How do one-way hash functions work? (Edited)

Question

I read the Wikipedia article about md5 hashes but I still can\'t understand how a hash can\'t be \"reconstituted\" back to the original text.

Could someone explain t

Answer 1

Shooting for a simple analogy here instead of a complex explanation.

To start with, let's break the subject down into two parts, one-way operations and hashing. What is a one-way operation and why would you want one?

One way operations are called that because they are not reversible. Most typical operations like addition and multiplication can be reversed while modulo division can not be reversed. Why is that important? Because you want to provide a output value which 1) is difficult to duplicate without the original inputs and 2) provides no way to figure out the inputs from the output.

Reversible

Addition:

4 + 3 = 7  

This can be reversed by taking the sum and subtracting one of the addends

7 - 3 = 4  

Multiplication:

4 * 5 = 20  

This can be reversed by taking the product and dividing by one of the factors

20 / 4 = 5

Not Reversible

Modulo division:

22 % 7 = 1  

This can not be reversed because there is no operation that you can do to the quotient and the dividend to reconstitute the divisor (or vice versa).

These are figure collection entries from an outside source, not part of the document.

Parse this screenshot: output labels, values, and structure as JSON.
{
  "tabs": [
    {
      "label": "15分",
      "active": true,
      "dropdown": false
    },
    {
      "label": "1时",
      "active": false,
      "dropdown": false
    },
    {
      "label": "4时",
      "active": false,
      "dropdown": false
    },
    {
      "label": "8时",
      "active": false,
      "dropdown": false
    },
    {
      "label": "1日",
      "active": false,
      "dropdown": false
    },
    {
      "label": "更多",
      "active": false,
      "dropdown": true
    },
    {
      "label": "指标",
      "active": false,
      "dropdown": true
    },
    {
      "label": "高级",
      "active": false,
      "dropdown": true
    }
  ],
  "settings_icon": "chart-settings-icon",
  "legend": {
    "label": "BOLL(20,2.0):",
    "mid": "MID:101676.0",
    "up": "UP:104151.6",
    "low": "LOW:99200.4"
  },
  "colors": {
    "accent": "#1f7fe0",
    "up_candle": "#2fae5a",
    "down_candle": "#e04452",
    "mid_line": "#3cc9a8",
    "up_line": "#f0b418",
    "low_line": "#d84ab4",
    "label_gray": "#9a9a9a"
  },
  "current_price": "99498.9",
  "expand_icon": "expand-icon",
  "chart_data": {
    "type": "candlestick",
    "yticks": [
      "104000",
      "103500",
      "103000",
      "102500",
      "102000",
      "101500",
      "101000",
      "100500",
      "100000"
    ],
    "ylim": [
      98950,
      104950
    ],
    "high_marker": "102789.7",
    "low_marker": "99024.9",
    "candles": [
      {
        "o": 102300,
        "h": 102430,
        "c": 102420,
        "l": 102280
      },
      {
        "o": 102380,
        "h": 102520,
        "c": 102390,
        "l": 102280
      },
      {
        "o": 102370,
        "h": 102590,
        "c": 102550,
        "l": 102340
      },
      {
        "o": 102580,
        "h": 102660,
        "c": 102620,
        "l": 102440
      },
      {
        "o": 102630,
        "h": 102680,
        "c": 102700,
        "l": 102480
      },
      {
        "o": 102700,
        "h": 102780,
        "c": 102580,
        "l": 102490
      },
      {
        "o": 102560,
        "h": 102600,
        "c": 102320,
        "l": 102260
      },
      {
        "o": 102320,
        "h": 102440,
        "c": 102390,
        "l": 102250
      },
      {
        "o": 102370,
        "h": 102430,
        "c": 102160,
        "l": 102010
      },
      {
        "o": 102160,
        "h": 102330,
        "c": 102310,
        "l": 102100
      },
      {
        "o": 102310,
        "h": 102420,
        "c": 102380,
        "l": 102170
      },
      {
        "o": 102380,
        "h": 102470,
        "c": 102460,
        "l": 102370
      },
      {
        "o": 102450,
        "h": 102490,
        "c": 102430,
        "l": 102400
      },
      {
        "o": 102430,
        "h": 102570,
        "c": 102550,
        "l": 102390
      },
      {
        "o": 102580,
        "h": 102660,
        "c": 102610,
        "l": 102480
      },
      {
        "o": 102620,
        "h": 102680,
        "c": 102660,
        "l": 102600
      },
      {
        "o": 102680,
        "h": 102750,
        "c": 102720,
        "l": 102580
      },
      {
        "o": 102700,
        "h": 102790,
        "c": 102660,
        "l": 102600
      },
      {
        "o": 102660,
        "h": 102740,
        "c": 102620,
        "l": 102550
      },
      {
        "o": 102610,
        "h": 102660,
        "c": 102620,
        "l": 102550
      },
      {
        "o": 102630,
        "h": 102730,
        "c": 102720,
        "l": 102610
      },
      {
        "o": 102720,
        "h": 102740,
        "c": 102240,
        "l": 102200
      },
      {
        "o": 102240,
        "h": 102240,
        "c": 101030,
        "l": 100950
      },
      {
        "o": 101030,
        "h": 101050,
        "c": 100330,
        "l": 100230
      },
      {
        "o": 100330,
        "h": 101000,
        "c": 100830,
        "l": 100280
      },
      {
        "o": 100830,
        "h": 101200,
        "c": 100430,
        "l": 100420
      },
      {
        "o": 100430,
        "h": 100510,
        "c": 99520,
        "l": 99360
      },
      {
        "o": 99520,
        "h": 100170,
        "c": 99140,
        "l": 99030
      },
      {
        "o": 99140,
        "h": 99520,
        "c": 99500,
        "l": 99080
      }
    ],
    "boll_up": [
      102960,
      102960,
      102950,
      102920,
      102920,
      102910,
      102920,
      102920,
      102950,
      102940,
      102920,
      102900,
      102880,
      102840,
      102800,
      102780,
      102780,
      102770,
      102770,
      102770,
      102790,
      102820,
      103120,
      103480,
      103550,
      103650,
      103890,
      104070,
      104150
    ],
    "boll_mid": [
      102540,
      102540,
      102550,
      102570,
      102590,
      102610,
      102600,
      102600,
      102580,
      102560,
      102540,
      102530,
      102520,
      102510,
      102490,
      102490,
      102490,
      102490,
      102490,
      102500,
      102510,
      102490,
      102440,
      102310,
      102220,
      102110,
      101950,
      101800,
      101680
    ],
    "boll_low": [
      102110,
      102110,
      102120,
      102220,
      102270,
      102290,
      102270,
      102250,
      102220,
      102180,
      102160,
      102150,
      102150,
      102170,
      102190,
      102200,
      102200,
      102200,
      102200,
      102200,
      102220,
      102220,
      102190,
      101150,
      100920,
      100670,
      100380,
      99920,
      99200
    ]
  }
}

Can you find an operation to fill in where the '?' is?

1  ?  7 = 22  
1  ?  22 = 7

With that being said, one-way hash functions have the same mathematical quality as modulo division.

Why is this important?

Lets say I gave you a key to a locker in a bus terminal that has one thousand lockers and asked you to deliver it to my banker. Being the smart guy you are, not to mention suspicious, you would immediately look on the key to see what locker number is written on the key. Knowing this, I've done a few devious things; first I found two numbers that when divided using modulo division gives me a number in the range between 1 and 1000, second I erased the original number and written on it the divisor from the pair of numbers, second I chose a bus terminal that has a guard protecting the lockers from miscreants by only letting people try one locker a day with their key, third the banker already knows the dividend so when he gets the key he can do the math and figure out the remainder and know which locker to open.

If I choose the operands wisely I can get near to a one-to-one relationship between the quotient and the dividend which forces you to try each locker because the answer spreads the results of the possible inputs over the range of desired numbers, the lockers available in the terminal. Basically, it means you can't acquire any knowledge about the remainder even if you know one of the operands.

So, now I can 'trust' you to deliver the key to its rightful owner without worrying that you can easily guess to which locker it belongs. Sure, you could brute force search all the lockers but that would take almost 3 years, plenty of time for my banker to use the key and empty the locker.

See the other answers for more specifics on the different hash functions.